Here is a student loan chart by age since 2017. The trend is alarming.
Financial Advice is Limited
Most families depend on the college financial aid offices and the high school college guidance office for directions on financial aid. These professionals are good resources but cannot provide a complete financial picture. To properly plan how to fund a child’s education, you need to understand financial aid, college savings plans, educational tax strategies, student loan options, and student loan repayment plans.
As I said earlier, this is the most significant financial decision most parents make before retirement, and you make it on your own. Unlike a mortgage, where a third party approves the loan after evaluating your income level, credit history, and ability to make the payment, they approve the loan, and you can purchase the house. This detailed approval process does not exist if you use federal student loans.
The colleges also do not give you a projection of the total debt to graduation. You have to calculate that number by yourself. Imagine getting a mortgage without telling the bank how much money you need. Also, with the increased complexities, the college financial aid office cannot provide any personal financial or tax advice. This advice could be worth thousands of dollars annually if not done correctly.
Understand Parent PLUS Loans Structure
Most parents must also understand that the traditional dependent student can only qualify for $27,000 of student loans over the first four years in their name. The remaining balance needs to be funded by savings or monthly cash flow. If there is an additional shortfall, financing is required. Depending on the loan selected, the parents will be directly or indirectly legally tied to those loans.
This funding dilemma is why so many families use Parent PLUS as an option. It is the easiest. Parents need to consider a few items before using this debt solution.
- It’s the parents’ loans.
- Limited repayment options
- Cannot be transferred to the student
- Limited borrowing cap to cost of attendance for each college
- Interest rate is set each year for all borrowers in May
- Can qualify for loan forgiveness
- Federal loans have a death and disability benefit
There are other options depending on your goals and situation. Private student loans are a viable option. The issue with private loans is that they have an underwriting process. You must apply for a new separate loan each year and get approved. The disadvantage is that the borrower’s debt-to-income ratio worsens over time, hence a higher interest rate. The positive is that the parents can get off the loans if a good payment history is achieved after 36 – 40 months. Private loans have zero to minimal fees in comparison to federal loans.
Understanding Your Timing
The biggest problem for families is not developing and estimating a college funding plan to educate all their children. The college selection and funding process considers each child uniquely. On the financial side, each child may have their own 529 plan or receive different scholarship amounts. Having a customized funding and debt strategy is becoming more important due to the high cost. Doing this using your entire family timeline and the resources can provide the best outcome.
We tend to focus on the oldest. In reality, you should use the youngest since this will dictate when you can stop taking on debt, how close you will be to retirement, whether you qualify for loan forgiveness and your loan repayment options. By having these answers, you can develop a better plan and avoid surprises in retirement.

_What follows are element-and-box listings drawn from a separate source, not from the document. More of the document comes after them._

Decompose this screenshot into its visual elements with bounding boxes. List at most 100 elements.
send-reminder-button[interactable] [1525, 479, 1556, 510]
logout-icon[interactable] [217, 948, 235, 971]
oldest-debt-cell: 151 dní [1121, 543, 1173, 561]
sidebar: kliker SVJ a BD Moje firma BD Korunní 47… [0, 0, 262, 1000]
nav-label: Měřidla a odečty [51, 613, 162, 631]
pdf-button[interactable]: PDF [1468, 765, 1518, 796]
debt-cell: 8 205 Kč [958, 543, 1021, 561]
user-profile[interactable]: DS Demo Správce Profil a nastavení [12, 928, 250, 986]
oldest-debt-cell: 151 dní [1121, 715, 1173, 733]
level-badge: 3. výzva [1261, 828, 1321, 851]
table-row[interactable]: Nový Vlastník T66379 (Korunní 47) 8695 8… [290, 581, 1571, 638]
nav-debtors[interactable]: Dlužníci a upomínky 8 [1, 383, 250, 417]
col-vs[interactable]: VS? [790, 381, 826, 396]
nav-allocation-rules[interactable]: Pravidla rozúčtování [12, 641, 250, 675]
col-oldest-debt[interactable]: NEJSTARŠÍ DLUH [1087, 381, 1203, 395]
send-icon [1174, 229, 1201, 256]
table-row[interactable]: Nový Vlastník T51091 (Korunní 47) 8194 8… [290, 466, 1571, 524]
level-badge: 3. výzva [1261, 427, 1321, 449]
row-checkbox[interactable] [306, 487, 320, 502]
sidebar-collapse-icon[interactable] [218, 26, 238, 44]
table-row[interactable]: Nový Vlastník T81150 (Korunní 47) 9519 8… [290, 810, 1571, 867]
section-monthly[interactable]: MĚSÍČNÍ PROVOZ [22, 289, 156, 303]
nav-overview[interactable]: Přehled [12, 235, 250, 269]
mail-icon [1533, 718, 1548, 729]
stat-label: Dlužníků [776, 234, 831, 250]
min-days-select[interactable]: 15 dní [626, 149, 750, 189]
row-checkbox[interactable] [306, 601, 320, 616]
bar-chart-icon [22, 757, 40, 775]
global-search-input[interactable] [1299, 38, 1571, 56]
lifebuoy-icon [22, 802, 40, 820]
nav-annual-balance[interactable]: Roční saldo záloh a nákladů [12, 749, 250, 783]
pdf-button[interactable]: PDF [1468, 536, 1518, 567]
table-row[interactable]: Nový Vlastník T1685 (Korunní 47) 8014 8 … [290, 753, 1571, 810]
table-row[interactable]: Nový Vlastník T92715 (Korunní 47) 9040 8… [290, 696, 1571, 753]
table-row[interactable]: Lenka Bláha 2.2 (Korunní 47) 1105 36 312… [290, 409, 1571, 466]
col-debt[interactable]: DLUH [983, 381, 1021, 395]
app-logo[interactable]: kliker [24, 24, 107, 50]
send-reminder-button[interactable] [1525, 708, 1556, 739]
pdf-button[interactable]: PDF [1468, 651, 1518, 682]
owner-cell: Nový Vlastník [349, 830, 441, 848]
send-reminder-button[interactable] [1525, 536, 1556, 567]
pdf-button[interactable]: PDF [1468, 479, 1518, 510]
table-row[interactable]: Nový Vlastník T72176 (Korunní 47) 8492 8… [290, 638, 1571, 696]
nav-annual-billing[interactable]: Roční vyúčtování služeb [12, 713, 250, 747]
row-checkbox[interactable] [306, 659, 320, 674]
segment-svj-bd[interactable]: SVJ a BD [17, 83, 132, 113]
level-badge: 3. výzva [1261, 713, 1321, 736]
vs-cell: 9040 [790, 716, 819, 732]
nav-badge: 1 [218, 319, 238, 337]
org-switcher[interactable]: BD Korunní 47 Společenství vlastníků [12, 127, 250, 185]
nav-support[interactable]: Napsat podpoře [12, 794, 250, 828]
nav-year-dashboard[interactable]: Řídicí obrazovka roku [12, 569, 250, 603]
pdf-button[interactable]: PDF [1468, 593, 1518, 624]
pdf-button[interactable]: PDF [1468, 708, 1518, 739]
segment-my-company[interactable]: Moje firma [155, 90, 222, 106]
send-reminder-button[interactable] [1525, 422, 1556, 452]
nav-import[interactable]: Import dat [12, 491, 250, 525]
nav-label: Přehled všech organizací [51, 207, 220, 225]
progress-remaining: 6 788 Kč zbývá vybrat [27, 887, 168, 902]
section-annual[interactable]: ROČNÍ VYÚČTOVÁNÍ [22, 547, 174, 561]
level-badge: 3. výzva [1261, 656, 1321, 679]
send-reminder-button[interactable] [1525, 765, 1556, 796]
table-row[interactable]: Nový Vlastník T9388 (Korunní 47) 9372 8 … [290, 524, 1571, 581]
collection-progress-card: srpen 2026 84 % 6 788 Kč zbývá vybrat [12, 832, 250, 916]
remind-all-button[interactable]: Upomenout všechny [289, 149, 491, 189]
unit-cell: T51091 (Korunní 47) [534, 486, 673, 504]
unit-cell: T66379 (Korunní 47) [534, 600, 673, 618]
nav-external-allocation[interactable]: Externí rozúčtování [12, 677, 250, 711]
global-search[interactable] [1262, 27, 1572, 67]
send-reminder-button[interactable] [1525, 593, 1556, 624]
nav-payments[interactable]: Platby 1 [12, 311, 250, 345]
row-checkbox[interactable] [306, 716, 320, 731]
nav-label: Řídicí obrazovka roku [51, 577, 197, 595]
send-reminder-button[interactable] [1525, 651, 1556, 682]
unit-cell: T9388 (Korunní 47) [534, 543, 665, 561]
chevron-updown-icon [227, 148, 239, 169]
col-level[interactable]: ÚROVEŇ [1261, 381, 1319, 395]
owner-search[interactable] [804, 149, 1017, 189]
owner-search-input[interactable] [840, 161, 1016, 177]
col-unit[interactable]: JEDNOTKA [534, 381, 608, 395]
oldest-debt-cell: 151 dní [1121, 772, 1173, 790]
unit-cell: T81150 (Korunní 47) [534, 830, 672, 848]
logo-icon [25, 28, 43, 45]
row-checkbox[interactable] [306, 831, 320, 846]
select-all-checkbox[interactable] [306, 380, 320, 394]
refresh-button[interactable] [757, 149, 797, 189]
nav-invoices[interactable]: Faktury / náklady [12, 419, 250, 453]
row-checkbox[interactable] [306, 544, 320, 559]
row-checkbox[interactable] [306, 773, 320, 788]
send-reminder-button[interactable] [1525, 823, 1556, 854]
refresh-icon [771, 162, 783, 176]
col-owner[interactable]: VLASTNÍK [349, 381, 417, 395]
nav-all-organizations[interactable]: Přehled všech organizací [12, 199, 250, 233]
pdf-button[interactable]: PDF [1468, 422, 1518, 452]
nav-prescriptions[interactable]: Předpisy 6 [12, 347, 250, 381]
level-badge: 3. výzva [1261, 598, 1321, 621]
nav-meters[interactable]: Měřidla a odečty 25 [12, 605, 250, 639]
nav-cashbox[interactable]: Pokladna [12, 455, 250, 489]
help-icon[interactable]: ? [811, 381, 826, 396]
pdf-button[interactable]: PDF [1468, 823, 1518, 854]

New funding strategies give parents and grandparents more flexibility. Under the SECURE Act, 529 money can be used for student debt repayment, transferred to other children, and even to set up a Roth IRA.
Parents Paying for College New Dilemma Conclusion
As college costs continue to rise, parents paying for college need to better manage and plan on how they will manage the debt. Colleges can only provide limited advice and won’t be there for you when you want to retire. If the current system was so great, we would not have the $1.7 trillion in student loans and the government trying to find ways to forgive them.
The average US family has 2 children, and the average cost of college, including room and board, is about $150,000 over the first four years. This makes the funding decision a $300,000 decision that we make on our own. PayForEd and our listed advisors can help you develop a plan that minimizes the risk of carrying student loans into retirement and can gives you suitable options if you do have them in retirement.
Due to the lack of transparency and increased complexity, families have difficulty putting this all together. What people need to realize is that a family’s debt structure will determine their repayment and forgiveness options. This planning is often not done.